Kk+ak
kurdefelans!
Wczoraj strzeliła mi rocznica od rozpoczęcia budowy
Dokładnie rok i jeden dzień temu, czyli 4 lipca 2003 roku dokonałem zakupu tablicy informacyjnej za 35 złotych - pierwszego zakupu budowlanego.
Od tamtej pory stałem się lżejszy o 298.740,08 zł.
W zasadzie, to na upartego mógłbym już zamieszkać, ale chcę jak najwięcej zrobić przed przeprowadzką, bo jak wiadomo, potem się nie chce.

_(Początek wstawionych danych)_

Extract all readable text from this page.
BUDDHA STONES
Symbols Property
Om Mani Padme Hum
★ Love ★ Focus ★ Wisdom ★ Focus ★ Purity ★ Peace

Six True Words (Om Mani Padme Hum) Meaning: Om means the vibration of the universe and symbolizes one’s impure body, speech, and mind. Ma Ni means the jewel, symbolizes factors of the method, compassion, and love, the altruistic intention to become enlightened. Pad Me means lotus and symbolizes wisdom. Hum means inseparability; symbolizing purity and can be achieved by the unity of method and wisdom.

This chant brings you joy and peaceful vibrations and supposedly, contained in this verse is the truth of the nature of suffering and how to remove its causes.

Do zrobienia pozostało mi:
WEWNĄCZ
- podłogi
- schody
- drzwi
- malowanie
- kominek
- piec
- kontakty + lampy
- biały montaż
- kuchnia
ZEWNĄCZ
- parapety
- tynki
- podbitka
- teren (trawnik)
- garaż - podłoga, bramy, drzwi
- ogrodzenie, bramy, śmietnik
- taras
- podjazd i ścieżki
I PRZYSZŁOŚCIOWO
- ogród, pergola, oświetlenie terenu, automatyka do bram i co tam jeszcze
Plan jest taki, żeby wprowadzić się przed Bożym Narodzeniem - powinno się udać.